In fact, so long as confession is being made, let it be said that during The Void it is possible to travel--to travel as freely as a bird, with no restrictions imposed by the Scheduling Department of the American League. Not merely is it possible to get up and go at any old moment, with nary a thought for the home-and-away rotation, but it is also possible to get up and go to any old place, even if it doesn't have a radio station. It is possible to arrive at some distant and alluring place and to read its newspapers without cursing them for failing to elucidate all matters Baltimorean to a length of several thousand words and 87 inches of statistics.

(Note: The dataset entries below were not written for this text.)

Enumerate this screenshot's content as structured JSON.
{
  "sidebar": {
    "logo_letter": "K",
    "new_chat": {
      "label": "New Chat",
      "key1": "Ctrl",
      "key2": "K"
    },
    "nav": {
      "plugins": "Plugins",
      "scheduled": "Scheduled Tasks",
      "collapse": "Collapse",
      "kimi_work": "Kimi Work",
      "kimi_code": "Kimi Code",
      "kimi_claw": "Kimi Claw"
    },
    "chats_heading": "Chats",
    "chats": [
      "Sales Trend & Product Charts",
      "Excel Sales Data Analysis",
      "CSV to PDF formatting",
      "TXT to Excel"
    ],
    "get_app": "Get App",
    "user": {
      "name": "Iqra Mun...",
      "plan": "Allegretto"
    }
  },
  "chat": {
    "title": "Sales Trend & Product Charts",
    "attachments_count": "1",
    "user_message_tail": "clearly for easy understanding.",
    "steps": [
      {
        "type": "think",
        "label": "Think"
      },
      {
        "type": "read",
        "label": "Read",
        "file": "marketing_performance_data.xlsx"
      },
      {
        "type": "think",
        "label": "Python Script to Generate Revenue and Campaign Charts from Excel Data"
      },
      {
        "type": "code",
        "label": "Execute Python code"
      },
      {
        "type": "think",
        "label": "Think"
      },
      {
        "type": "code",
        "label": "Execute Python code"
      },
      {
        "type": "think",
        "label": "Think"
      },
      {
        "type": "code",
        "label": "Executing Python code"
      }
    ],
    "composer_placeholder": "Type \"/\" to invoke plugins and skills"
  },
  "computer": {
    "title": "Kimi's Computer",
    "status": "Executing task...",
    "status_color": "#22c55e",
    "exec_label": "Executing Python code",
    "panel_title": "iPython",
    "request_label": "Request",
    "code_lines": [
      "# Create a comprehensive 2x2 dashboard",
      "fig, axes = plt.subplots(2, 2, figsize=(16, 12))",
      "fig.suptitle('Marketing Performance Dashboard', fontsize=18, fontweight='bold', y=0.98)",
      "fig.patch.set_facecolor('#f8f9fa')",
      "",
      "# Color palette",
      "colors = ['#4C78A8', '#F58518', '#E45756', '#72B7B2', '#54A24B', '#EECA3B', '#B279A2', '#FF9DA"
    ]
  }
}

Okay: It had just as well be acknowledged that during The Void there is time to renegotiate diplomatic relations with the rest of the world, a world that quite simply disappears during Baseball. This is a world that contains the likes of dentists, art museum guides, appliance repairmen, symphony conductors, loan officers, butchers, insurance adjustors, professors, upholsterers, cabinetmakers, barristers, comedians, bosses--all those people who vanish into the ether at the beginning of Baseball, which of course occurs on that great national holiday called Opening Day. The Void is the season when one deals with these people. There are, by my count, a mere 154 days remaining in this season of The Void in this Year of the Bird, which is to say a mere 154 days in which to take care of all the year's trivial necessities before the arrival of that necessary triviality called Baseball.
So what I want to know is this: If The Void offers as much pleasure and productivity as, alas, it seems to, why do I spend all six months of it wishing it were over?